Conclusions and prospects
After two months, the ongoing anti-terrorist operation has not brought about a breakthrough in the situation in eastern Ukraine. Government forces have not extended the area under their control, the separatists have maintained their freedom to act and strengthened the positions they occupy, mainly due to the influx of armed mercenaries from Russia.
Faced with the choice of either continuing the inefficient armed attacks which risk further losses, or beginning a search for peaceful solutions, President Poroshenko has decided to gradually run down the anti-terrorist operations. This choice was also influenced by his desire to demonstrate his good will and peaceful intentions on the domestic and international stages, for propaganda purposes.
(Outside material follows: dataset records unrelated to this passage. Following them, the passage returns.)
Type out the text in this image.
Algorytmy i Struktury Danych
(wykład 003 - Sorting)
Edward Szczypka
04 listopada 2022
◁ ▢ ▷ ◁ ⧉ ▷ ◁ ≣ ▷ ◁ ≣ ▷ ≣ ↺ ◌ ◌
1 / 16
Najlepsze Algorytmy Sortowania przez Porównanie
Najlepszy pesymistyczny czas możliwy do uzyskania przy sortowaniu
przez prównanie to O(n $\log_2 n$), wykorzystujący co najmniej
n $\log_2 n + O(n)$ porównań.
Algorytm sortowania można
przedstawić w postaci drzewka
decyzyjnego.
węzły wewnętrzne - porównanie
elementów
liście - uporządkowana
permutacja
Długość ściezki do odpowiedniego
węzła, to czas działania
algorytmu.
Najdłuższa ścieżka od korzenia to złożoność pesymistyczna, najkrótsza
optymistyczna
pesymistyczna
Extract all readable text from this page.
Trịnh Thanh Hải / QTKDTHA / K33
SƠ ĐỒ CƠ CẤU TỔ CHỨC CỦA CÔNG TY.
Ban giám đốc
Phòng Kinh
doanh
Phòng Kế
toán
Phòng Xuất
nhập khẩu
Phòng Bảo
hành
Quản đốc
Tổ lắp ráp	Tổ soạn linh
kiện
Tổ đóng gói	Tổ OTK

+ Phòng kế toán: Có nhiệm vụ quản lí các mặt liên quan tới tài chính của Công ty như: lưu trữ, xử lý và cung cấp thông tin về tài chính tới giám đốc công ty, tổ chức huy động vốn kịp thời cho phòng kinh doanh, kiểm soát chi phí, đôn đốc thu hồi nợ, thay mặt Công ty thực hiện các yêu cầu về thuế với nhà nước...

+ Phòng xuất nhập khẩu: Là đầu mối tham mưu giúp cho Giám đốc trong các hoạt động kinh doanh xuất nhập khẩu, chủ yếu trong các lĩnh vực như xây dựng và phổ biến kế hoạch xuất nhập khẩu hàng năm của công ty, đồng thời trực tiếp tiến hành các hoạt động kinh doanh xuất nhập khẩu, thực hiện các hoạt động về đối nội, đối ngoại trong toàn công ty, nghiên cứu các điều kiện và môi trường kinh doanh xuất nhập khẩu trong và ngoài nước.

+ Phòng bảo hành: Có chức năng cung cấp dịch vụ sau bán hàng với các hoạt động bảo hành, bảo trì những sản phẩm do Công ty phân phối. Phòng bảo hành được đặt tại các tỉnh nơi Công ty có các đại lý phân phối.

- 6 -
This was also the goal of the trilateral talks started on 8 June at Poroshenko’s initiative, between Ukraine, the envoy of the OSCE and the Russian ambassador in Kyiv. At the same time, it will be hard to boost the Ukrainian military action, due to the progressive fatigue of the forces engaged, which would result in dereliction of duty and attempts (also in the west of the country) to block Ukrainian troops from leaving to the Donbas. Moreover, any attempt to displace the separatists would entail the start of fighting in the cities, which would entail heavy losses among the civilian population and de facto war with Russia in Donbas, as Russian mercenaries are the foundation of the separatists’ forces.
President Poroshenko’s peace offer of a cease-fire, the start of negotiations and the proposed withdrawal of mercenaries back to the territory of Russia has not met with a positive response from the Kremlin. The clashes, although not very intense, are still continuing, which means that Moscow will not give up supporting the separatist forces. Given that the authorities in Kyiv have rejected the possibility of accepting the current Russian conditions, and Moscow’s determination to achieve its goals in Ukraine, we should anticipate a continuation of the conflict in eastern Ukraine and an increase in the separatists’ influence in the Donbas.